Take the heaviest putter you can find, they are the slowest greens in the world, or they were last year, putting on a shag pile covered in treacle would have been quicker!


----------



## FairwayDodger (May 30, 2012)

thecraw said:



			Take the heaviest putter you can find, they are the slowest greens in the world, or they were last year, putting on a shag pile covered in treacle would have been quicker!
		
Click to expand...

Ha - I played a team match there last year so know what I'm getting into. :smirk:


----------



## bigslice (May 30, 2012)

FairwayDodger said:



			Ha - I played a team match there last year so know what I'm getting into. :smirk:
		
Click to expand...

spill, as im the one that picked this course without playing it. it will be me who gets blamed


----------



## FairwayDodger (May 30, 2012)

bigslice said:



			spill, as im the one that picked this course without playing it. it will be me who gets blamed
		
Click to expand...

Dalmahoy, bigslice, not Cathcart Castle which is a nice course by reputation although not one I've played.


----------



## bigslice (May 30, 2012)

FairwayDodger said:



			Dalmahoy, bigslice, not Cathcart Castle which is a nice course by reputation although not one I've played.
		
Click to expand...

ah my mistake


----------



## bigslice (Jun 4, 2012)

hairy ma arse fast as fukc


----------



## bigslice (Jun 6, 2012)

bigslice said:



			hairy ma arse fast as fukc
		
Click to expand...

ok slighty typsy when posted this, so a better review tonight.
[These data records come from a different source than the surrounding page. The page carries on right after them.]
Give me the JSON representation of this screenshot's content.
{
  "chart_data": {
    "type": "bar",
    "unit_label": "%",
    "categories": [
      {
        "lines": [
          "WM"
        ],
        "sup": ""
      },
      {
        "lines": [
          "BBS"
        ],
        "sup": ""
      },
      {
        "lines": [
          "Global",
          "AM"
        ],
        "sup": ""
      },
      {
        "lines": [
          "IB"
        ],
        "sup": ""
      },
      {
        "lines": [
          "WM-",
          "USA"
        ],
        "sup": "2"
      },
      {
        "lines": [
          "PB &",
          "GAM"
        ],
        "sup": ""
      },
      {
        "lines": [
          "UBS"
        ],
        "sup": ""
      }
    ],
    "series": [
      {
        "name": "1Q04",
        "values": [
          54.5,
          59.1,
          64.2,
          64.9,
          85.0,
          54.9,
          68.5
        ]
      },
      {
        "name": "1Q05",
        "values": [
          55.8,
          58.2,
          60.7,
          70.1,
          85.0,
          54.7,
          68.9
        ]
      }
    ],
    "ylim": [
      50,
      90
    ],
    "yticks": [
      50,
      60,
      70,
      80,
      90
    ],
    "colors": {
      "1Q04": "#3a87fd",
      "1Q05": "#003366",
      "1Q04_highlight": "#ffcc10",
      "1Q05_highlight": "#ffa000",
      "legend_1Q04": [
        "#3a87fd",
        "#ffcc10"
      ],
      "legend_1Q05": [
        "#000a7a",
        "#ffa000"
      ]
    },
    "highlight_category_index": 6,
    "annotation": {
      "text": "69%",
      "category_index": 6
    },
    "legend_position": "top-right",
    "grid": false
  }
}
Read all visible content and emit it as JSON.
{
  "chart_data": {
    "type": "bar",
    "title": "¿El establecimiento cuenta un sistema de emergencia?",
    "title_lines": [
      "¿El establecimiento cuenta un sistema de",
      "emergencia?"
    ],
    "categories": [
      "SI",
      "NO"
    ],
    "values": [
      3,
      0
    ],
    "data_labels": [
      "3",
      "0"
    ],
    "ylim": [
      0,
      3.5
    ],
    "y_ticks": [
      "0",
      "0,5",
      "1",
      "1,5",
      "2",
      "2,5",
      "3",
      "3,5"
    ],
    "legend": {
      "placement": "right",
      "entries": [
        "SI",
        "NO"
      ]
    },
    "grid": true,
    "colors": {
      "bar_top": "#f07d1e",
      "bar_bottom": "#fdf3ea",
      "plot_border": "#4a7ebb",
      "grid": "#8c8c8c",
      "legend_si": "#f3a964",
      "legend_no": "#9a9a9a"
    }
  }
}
Cathcart Castle Golf Club what can i say. not the longest course but plenty to keep you interested. 6 par 3's and a cracking par5. as above 60 squid 36 holes and food. cracking day out and a rather typsy bigslice made for an interesting texas scramble!!! fairways that slope so you have to pick where you want to be. greens were solid and quick (not as good as bogside) but really enjoyed it untill the last where it was my tee shot that was required and i was typsy (got the ratio of vodka to coke wrong or right:whoo good course for a day out we were will looked after and the members were polite and interested in our opinions of the course. would defo play it again


----------



## CMAC (Jun 7, 2012)

sorry I missed this- must look at this section of the forum more- I played in the Parlane McFarlane trophy there a few weeks back and I agree about the hairy greens, they werent bad but just needed a small cut to be very good.
They've changed the course since I last played- the 18th is now the 9th, woe betide anyone who parks at the wrong part of the car park with guys hitting 5 irons of a severe downhill left to right slope


----------